Thursday, December 3

BixoLabs Public Terabyte Webcrawl

Ken Krugler and the team at BixoLabs are doing some things worth noting. They created Bixo, an open-source Java web crawler built on top of the Cascading MapReduce framework. I think it's one of the best open-source options for large-scale web crawling. Going further, they have their own cluster that they use for specialized client crawls.

You should read their blog for some of the recent talks Ken gave on web mining.

Particularly interesting is that they are starting to work on a Public Terabyte Project web crawl. The code and the crawl will be available for free via Amazon's dataset hosting.

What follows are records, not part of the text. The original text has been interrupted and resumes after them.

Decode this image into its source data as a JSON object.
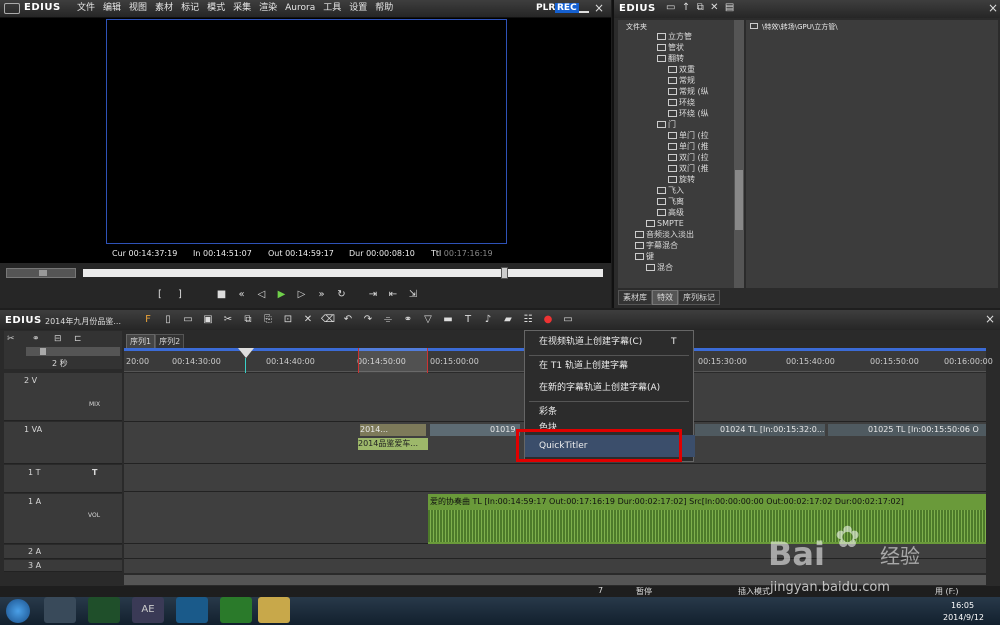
{
  "app": {
    "name": "EDIUS"
  },
  "menu": [
    "文件",
    "编辑",
    "视图",
    "素材",
    "标记",
    "模式",
    "采集",
    "渲染",
    "Aurora",
    "工具",
    "设置",
    "帮助"
  ],
  "player": {
    "plr": "PLR",
    "rec": "REC",
    "tc": [
      {
        "label": "Cur",
        "value": "00:14:37:19"
      },
      {
        "label": "In",
        "value": "00:14:51:07"
      },
      {
        "label": "Out",
        "value": "00:14:59:17"
      },
      {
        "label": "Dur",
        "value": "00:00:08:10"
      },
      {
        "label": "Ttl",
        "value": "00:17:16:19"
      }
    ]
  },
  "library": {
    "header": "EDIUS",
    "folder_col": "文件夹",
    "path": "\\特效\\转场\\GPU\\立方管\\",
    "tree": [
      {
        "label": "立方管",
        "indent": 3
      },
      {
        "label": "管状",
        "indent": 3
      },
      {
        "label": "翻转",
        "indent": 3
      },
      {
        "label": "双重",
        "indent": 4
      },
      {
        "label": "常规",
        "indent": 4
      },
      {
        "label": "常规 (纵",
        "indent": 4
      },
      {
        "label": "环绕",
        "indent": 4
      },
      {
        "label": "环绕 (纵",
        "indent": 4
      },
      {
        "label": "门",
        "indent": 3
      },
      {
        "label": "单门 (拉",
        "indent": 4
      },
      {
        "label": "单门 (推",
        "indent": 4
      },
      {
        "label": "双门 (拉",
        "indent": 4
      },
      {
        "label": "双门 (推",
        "indent": 4
      },
      {
        "label": "旋转",
        "indent": 4
      },
      {
        "label": "飞入",
        "indent": 3
      },
      {
        "label": "飞离",
        "indent": 3
      },
      {
        "label": "高级",
        "indent": 3
      },
      {
        "label": "SMPTE",
        "indent": 2
      },
      {
        "label": "音频淡入淡出",
        "indent": 1
      },
      {
        "label": "字幕混合",
        "indent": 1
      },
      {
        "label": "键",
        "indent": 1
      },
      {
        "label": "混合",
        "indent": 2
      }
    ],
    "tabs": [
      "素材库",
      "特效",
      "序列标记"
    ]
  },
  "timeline": {
    "app": "EDIUS",
    "project": "2014年九月份品鉴...",
    "seq_tabs": [
      "序列1",
      "序列2"
    ],
    "scale": "2 秒",
    "ticks": [
      "00:14:30:00",
      "00:14:40:00",
      "00:14:50:00",
      "00:15:00:00",
      "00:15:30:00",
      "00:15:40:00",
      "00:15:50:00",
      "00:16:00:00"
    ],
    "tick0": "20:00",
    "tracks": [
      {
        "name": "2 V",
        "tag": "MIX"
      },
      {
        "name": "1 VA",
        "tag": ""
      },
      {
        "name": "1 T",
        "tag": "T"
      },
      {
        "name": "1 A",
        "tag": "VOL"
      },
      {
        "name": "2 A",
        "tag": ""
      },
      {
        "name": "3 A",
        "tag": ""
      }
    ],
    "clips": {
      "va1": "2014...",
      "va2": "01019",
      "va3": "01024  TL [In:00:15:32:0...",
      "va4": "01025  TL [In:00:15:50:06 O",
      "va_label": "2014品鉴爱车...",
      "audio": "爱的协奏曲  TL [In:00:14:59:17 Out:00:17:16:19 Dur:00:02:17:02]  Src[In:00:00:00:00 Out:00:02:17:02 Dur:00:02:17:02]"
    }
  },
  "context_menu": [
    {
      "label": "在视频轨道上创建字幕(C)",
      "shortcut": "T"
    },
    {
      "label": "在 T1 轨道上创建字幕",
      "shortcut": ""
    },
    {
      "label": "在新的字幕轨道上创建字幕(A)",
      "shortcut": ""
    },
    {
      "label": "彩条",
      "shortcut": ""
    },
    {
      "label": "色块",
      "shortcut": ""
    },
    {
      "label": "QuickTitler",
      "shortcut": ""
    }
  ],
  "status": {
    "a": "7",
    "b": "暂停",
    "c": "插入模式",
    "d": "用 (F:)"
  },
  "taskbar": {
    "ae": "AE",
    "time": "16:05",
    "date": "2014/9/12"
  },
  "watermark": {
    "brand": "Bai",
    "paw": "经验",
    "url": "jingyan.baidu.com"
  },
  "colors": {
    "accent": "#e00000",
    "track_green": "#6a9a3a",
    "ruler_sel": "#3b6bd6"
  }
}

I look forward to taking a look at it more. It's an important resource, because ClueWeb09 is only available to researchers who pay for it.


  1. Amazon's public data sets seem to be usable only from within an Amazon Web Services account. How much would it cost to sign up for EC2/S3 and download the data from Amazon?

    Amazon clearly states that contributors must have the right to make the data freely available. The problem with web crawls is that they contain all sorts of copyrighted material.

    While ClueWeb09 isn't free as in free beer (or free speech), CMU's only charging US$800 to ship the data to you on four 1.5TB hard drives. They make you promise not to redistribute the copyrighted data in the crawl.

    I have no idea what the intellectual property law is around these kinds of uses.

  2. Good question about the cost of transferring from S3. The S3 cost is $.10 per GB. For a terabyte, that's $100. I would expect it to be in that range.

    I've heard conflicting reports on the IP rules.

    ClueWeb09 was crawled with Nutch, a precursor to Bixo. I know there are some encoding and spam issues. I've heard rumors that the full CatA crawl may be up to 70% spam, but haven't looked closely yet. It sounds like the Bixo team is trying to get a cleaner crawl.

  3. Hi Bob & Jeff,

    Re transferring the data out of S3 - I'm not sure about Amazon's position on this. I've gotten one-off OKs to send the data to Internet Archive and the Wayback Machine.

    Re IP rules for web crawl data. Excellent question, and yes it is confusing. The most comprehensive analysis of this that I've seen was done by "The Section 108 Study Group" in 2008. This didn't address directly whether caching of content (e.g. by Google) was considered a violation of copyright or not. It did provide guidance on when archiving of content was allowed.

    I also contacted CMU to find out what guidelines they used.

    It is a gray area, but the resulting corpus appears to be allowed under current copyright law as long as (a) content marked as not being appropriate for archiving is excluded, (b) the owner of content has the ability to have their content removed, and (c) the purpose of the archive is not for commercial re-publishing.

    The best equivalents I see are the caching of content by web crawlers, and the framing of pages by sites such as LinkedIn. I'm sure there will be additional clarifications in the future, which would be great for all involved.

    -- Ken

  4. Hi Jeff,

    Re quality of the crawl - yes, that's a serious goal and it's slowing things down quite a bit. But I'm tired of seeing stats like "We crawled 3 billion pages in 3 days" when it's clear that much of what gets crawled is junk.

    The approach we're taking is to have a white-list of high traffic English-centric domains (from Alexa stats), a black list of porn/spam sites, and the grey list of everything else. URLs from the white list are given priority. We're also experimenting with some spam/adult classifiers, to see how good they do on arbitrary pages.

    BTW, you must have some serious blog juice :) I noticed a sudden spike in traffic after this post appeared.

    -- Ken

  5. Ken, thanks for the follow-up and update.

    I'm not sure that I would trust Alexa's traffic rankings. For a minimal cost, you might consider using Compete's. Compete aggregates data from toolbar, ISP, and other sources in a way that looks to be more reliable.

    I'd love to see a post that goes into more detail on the process of managing the crawl, e.g. domain limits, etc...

    There are two recent papers on crawling you should read if you haven't yet:

    IRLbot: scaling to 6 billion pages and beyond (WWW 2008)

    The Impact of Crawl Policy on Web Search Effectiveness (SIGIR 2009)